Nora shrugged. “Someone’s always watching. Haven’t you seen House of Cards?”

I let out a laugh, half because it was funny, half because she was making me nervous. I did not want to feel nervous. I wanted to lie on a blanket in Pease Park and listen to Toby drawl along to Val Kilmer and Kurt Russell in his raspy, Arkansas way.

“I see what you’re saying,” I said to Nora, nodding, trying to clench my brows to look serious. “I will definitely be careful.”

I felt my pocket vibrate. Probably Toby, waiting out in the truck. We had to stop at the liquor store before we got there. And everything seemed to take twice as long with him. We were always laughing or teasing or forgetting why we came to the store in the first place. I started to take a few steps toward the door.

Nora followed.

“You’re going to the park anyway, huh,” Nora muttered next to me as we ascended the stairs.

“Yeah.” I sighed. She could read me like a book. “I’m just having fun.”

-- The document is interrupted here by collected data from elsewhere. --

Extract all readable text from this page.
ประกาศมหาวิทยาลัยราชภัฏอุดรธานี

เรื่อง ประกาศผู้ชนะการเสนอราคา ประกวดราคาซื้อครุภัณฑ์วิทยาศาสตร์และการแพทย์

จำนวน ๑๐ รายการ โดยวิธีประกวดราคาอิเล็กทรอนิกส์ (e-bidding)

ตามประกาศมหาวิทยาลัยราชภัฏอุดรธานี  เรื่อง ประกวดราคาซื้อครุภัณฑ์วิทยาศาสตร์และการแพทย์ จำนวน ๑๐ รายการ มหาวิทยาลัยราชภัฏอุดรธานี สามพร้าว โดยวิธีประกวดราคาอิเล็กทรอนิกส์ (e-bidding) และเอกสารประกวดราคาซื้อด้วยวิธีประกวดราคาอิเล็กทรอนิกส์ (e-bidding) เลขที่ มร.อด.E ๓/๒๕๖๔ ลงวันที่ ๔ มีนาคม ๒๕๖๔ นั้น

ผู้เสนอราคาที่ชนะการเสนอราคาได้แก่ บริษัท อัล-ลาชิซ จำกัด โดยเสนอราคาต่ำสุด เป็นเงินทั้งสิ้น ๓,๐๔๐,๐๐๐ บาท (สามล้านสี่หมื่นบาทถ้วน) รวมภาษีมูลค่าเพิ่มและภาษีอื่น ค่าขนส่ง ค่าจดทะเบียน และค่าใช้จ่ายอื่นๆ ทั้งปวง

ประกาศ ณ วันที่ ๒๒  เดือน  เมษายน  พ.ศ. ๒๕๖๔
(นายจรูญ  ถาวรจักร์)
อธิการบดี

“Oh, Cassie,” she said, a note of resignation in her voice. She patted my back. “Don’t let anyone ever tell you you’re afraid of fire.”

Luke

Skype had gotten a lot easier. I was telling Cassie a funny story Hailey had written me about JJ, how he had taken his stuffed turtle named Franklin to preschool and got in trouble for taking off the toy shell and telling everyone in his class that Franklin was “naked.” Cassie insisted that he shouldn’t have gotten in trouble for that, that he was just stating a fact.

“It’s a Presbyterian preschool in Buda, Texas,” I told her as I sewed up a hole in one of my socks. “And he didn’t really get in trouble. The teacher just told Jake and Hailey, that’s all.”

“Still. That shouldn’t even be a thing.”

Around Thanksgiving, after I’d sent three letters with no response, Hailey had finally started writing back to me. I got the first one last week: She’d said Jake knew that she was writing, that he appreciated it but wasn’t ready to respond, but she’d like to keep in touch, make sure that they knew I was safe, at least.